- Learn Acceptance-based Mindfulness Meditation
It seems that just allowing worried thoughts to be there – observing them calmly, rather than reacting to them can actually reduce their frequency.
- Practice Accepting Uncertainty
Wanting certainty is a natural human need but it’s one that isn’t possible to fulfill. And worrying doesn’t help anyway. If you catch yourself wanting certainty, practice trying to let go of that need. Instead bring your attention to the present moment and remind yourself you are safe in this moment and nothing bad is happening to you right now.
- Let Go Of Perfectionism
Perfectionistic people want to control everything, so part of letting go of perfectionism is accepting and understanding how much of life’s outcomes are not in your control. Practice allowing yourself to stop worrying when you don’t feel like worrying anymore or when you seem to be stuck in a mental loop. Allow yourself to make mistakes and imperfect decisions.
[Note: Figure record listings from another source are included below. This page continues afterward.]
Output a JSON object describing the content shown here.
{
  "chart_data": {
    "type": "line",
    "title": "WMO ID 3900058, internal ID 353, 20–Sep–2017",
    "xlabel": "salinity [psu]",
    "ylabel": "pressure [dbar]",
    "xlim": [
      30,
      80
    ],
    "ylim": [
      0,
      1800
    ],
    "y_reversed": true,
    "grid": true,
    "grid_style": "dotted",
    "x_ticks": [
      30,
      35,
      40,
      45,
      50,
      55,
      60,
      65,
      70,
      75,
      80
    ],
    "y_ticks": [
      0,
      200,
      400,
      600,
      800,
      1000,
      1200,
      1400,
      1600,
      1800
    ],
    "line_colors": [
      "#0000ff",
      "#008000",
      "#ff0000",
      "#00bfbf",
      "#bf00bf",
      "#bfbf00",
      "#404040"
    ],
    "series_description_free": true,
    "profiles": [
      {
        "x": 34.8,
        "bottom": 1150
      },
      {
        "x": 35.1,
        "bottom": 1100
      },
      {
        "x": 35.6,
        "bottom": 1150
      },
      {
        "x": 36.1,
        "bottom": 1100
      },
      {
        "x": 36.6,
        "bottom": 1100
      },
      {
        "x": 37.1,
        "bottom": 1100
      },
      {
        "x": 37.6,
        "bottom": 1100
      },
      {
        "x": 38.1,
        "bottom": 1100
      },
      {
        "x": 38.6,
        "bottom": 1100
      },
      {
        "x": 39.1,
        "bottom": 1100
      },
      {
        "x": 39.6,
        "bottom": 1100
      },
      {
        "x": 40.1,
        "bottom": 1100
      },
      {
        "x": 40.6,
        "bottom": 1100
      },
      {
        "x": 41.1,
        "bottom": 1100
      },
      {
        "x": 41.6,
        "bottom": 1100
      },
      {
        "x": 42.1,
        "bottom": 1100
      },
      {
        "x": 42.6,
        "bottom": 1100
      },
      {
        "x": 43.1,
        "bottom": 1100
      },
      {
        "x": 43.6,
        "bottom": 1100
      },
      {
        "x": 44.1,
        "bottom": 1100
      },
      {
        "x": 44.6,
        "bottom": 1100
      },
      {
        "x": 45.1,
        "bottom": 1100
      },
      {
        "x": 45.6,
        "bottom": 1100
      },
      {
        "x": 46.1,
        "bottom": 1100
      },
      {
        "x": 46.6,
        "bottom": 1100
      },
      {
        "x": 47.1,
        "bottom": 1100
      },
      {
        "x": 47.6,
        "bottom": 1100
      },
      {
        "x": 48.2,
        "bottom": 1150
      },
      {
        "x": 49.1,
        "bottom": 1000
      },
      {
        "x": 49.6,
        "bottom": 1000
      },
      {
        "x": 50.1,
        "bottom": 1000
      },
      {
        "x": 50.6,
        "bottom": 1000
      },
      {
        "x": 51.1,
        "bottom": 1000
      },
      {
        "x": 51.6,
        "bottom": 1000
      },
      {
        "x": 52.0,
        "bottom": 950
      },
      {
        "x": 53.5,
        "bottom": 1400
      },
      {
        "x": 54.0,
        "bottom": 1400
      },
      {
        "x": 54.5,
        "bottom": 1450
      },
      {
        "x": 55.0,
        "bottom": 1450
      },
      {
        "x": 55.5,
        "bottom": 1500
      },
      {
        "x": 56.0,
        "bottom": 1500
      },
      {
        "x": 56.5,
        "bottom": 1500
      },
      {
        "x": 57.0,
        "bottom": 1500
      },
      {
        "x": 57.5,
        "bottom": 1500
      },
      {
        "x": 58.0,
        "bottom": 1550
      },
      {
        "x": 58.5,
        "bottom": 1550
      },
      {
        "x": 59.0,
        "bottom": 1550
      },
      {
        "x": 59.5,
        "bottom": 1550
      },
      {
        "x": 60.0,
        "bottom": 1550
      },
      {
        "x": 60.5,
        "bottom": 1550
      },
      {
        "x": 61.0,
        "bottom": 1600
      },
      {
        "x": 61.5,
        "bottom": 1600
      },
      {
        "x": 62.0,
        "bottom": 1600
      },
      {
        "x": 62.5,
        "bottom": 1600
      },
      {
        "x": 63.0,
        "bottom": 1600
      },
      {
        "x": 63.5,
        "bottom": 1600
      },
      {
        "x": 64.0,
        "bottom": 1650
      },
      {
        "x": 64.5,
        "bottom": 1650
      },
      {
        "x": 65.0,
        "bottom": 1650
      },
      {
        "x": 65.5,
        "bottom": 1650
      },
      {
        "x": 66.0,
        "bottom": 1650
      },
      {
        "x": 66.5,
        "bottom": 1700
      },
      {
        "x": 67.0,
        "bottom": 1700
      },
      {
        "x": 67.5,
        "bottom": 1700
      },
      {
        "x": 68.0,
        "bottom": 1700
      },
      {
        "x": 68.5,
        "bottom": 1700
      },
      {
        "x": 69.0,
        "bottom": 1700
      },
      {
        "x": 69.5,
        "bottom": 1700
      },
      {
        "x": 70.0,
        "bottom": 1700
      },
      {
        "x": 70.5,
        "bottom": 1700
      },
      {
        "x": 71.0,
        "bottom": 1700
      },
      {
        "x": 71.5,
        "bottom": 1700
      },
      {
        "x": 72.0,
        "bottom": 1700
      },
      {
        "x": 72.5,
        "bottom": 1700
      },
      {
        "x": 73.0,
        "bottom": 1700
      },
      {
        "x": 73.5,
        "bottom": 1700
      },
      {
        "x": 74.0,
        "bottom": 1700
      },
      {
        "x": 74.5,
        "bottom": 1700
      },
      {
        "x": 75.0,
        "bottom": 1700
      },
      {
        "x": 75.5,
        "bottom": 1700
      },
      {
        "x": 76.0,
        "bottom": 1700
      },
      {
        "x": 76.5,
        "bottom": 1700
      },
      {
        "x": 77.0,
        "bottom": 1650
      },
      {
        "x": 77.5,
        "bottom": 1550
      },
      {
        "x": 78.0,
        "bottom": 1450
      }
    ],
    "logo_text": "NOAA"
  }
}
Keep telling yourself that you are only human and don’t have to get everything right.
- Externalize The Worry
When worries are abstract, toxic thoughts lurking in your head, try to externalize them, perhaps thinking of them as a character like "Worried Wendy." Imagine her scurrying around with a worried face, tapping you on the shoulder to point out a new negative possibility. Once you can see "Worried Wendy," you can develop a relationship with her. Perhaps you want to tell her she's not the boss of you and you don't have to listen to her.